Two weeks ago, two medical residents, in their second month of residency training in different programs, jumped to their deaths in separate incidents in New York City. I did not know them, and cannot presume to speak for them or their circumstances. But I imagine that they had celebrated their medical school graduation this spring just as my friends and I did. I imagine they began their residencies with the same enthusiasm for healing as we did. And I imagine that they experienced fatigue, emotional exhaustion and crippling self-doubt at the beginning of those residencies — I know I did.

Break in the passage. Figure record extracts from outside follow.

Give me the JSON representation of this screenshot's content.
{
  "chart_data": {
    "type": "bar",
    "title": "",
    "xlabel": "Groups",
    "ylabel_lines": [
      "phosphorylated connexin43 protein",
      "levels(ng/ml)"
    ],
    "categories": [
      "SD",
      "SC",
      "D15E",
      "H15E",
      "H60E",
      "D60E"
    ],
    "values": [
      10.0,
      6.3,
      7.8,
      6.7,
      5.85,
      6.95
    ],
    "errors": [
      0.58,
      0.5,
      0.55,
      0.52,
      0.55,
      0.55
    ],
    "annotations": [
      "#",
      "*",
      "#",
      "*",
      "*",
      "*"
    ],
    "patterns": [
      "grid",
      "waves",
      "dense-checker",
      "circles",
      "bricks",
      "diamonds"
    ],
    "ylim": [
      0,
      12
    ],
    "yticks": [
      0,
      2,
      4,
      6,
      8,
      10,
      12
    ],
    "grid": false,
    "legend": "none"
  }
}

The statistics on physician suicide are frightening: Physicians are more than twice as likely to kill themselves as nonphysicians (and female physicians three times more likely than their male counterparts). Some 400 doctors commit suicide every year. Young physicians at the beginning of their training are particularly vulnerable: In a recent study, 9.4 percent of fourth-year medical students and interns — as first-year residents are called — reported having suicidal thoughts in the previous two weeks.
Hospitals and residency programs recognize the toll residency takes on the mental stability and physical health of new doctors. In 2003, work hours were capped at 80 hours a week for all residency training programs. Residents are provided confidential counseling services to help cope with stress. My residency program offers writing workshops and monthly reflection rounds. We have a wellness committee that organizes social events such as bonfires on the beach and visits from therapy dogs.
But despite these efforts, people still fall through the cracks. While acute stress, social isolation, pre-existing mental illness and substance abuse may be obvious factors to consider, we must also ask if there are aspects of medical culture that might push troubled residents beyond their reserves of emotional resilience.